Jonginn Yun

Manifolds

A smooth $n$-manifold is a space locally modeled on $\mathbb R^n$ with smooth transition maps between coordinate charts. A chart is a map

$$\varphi:U\to \varphi(U)\subset \mathbb R^n,$$

where $U$ is open in the manifold.

The point of the definition is not that the manifold is secretly $\mathbb R^n$. It is that calculus can be done locally, and the answers can be checked to transform consistently when coordinates change.

Tangent Vectors

At a point $p\in M$, a tangent vector can be understood as a directional derivative acting on smooth functions:

$$v:C^\infty(M)\to \mathbb R.$$

It is linear and satisfies the Leibniz rule

$$v(fg)=v(f)g(p)+f(p)v(g).$$

In local coordinates $x^1,\ldots,x^n$, every tangent vector can be written

$$v=v^i\frac{\partial}{\partial x^i}\bigg|_p.$$

The coordinate expression changes under a chart change, but the tangent vector itself is intrinsic.

Cotangent Vectors

The cotangent space $T_p^*M$ is the dual vector space of $T_pM$. Its elements are covectors.
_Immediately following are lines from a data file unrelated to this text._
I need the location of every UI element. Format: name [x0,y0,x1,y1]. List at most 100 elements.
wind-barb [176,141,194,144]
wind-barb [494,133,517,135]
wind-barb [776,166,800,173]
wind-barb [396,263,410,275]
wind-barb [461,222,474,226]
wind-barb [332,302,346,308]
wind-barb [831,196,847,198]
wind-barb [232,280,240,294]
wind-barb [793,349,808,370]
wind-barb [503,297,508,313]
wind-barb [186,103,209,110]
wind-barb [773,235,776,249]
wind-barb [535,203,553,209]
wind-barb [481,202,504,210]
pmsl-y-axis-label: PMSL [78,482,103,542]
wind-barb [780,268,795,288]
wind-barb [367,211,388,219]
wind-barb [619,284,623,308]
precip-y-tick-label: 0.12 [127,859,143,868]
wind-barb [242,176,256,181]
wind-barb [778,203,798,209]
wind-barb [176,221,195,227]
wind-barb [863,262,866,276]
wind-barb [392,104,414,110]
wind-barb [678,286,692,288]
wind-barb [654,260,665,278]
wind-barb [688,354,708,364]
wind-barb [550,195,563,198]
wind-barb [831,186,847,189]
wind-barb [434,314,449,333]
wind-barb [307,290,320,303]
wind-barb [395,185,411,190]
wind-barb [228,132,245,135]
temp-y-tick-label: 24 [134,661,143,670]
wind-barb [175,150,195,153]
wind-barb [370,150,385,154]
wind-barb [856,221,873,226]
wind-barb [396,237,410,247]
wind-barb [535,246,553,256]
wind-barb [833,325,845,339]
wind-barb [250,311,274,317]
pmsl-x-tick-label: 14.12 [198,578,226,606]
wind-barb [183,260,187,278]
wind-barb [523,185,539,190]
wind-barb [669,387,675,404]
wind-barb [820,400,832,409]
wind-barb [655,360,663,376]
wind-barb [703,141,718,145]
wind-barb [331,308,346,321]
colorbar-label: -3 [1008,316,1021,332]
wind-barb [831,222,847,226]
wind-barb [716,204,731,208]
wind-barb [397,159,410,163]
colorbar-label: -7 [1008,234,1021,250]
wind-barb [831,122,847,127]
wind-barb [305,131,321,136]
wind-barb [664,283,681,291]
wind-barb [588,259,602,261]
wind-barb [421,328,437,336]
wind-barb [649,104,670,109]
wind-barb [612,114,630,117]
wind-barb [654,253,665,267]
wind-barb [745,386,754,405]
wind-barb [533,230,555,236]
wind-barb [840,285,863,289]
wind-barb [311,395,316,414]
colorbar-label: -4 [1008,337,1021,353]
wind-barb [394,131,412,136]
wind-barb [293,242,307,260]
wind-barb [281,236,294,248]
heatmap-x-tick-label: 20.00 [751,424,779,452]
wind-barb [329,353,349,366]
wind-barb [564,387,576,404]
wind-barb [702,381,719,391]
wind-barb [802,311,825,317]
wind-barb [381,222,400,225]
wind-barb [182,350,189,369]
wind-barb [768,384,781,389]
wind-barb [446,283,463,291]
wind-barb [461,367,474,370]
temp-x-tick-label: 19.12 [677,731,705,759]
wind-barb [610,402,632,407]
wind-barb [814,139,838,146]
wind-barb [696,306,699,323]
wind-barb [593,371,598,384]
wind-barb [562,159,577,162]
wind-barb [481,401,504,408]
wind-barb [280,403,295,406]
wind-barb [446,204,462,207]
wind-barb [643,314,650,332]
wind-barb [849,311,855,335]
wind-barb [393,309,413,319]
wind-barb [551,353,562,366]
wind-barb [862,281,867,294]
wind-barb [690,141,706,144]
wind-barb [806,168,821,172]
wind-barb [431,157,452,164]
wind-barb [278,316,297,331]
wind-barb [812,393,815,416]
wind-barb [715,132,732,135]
In coordinates, the dual basis is

$$dx^1,\ldots,dx^n,$$

with

$$dx^i\left(\frac{\partial}{\partial x^j}\right)=\delta^i_j.$$

A one-form is a smoothly varying choice of cotangent vector:

$$\alpha=\alpha_i dx^i.$$

This language is the beginning of differential forms and integration on manifolds.

Bundles Already Appear

The tangent spaces over all points assemble into the tangent bundle

$$TM=\bigsqcup_{p\in M}T_pM.$$

Vector fields are sections of $TM$, and one-forms are sections of $T^*M$. This is why differential geometry naturally leads into vector bundles.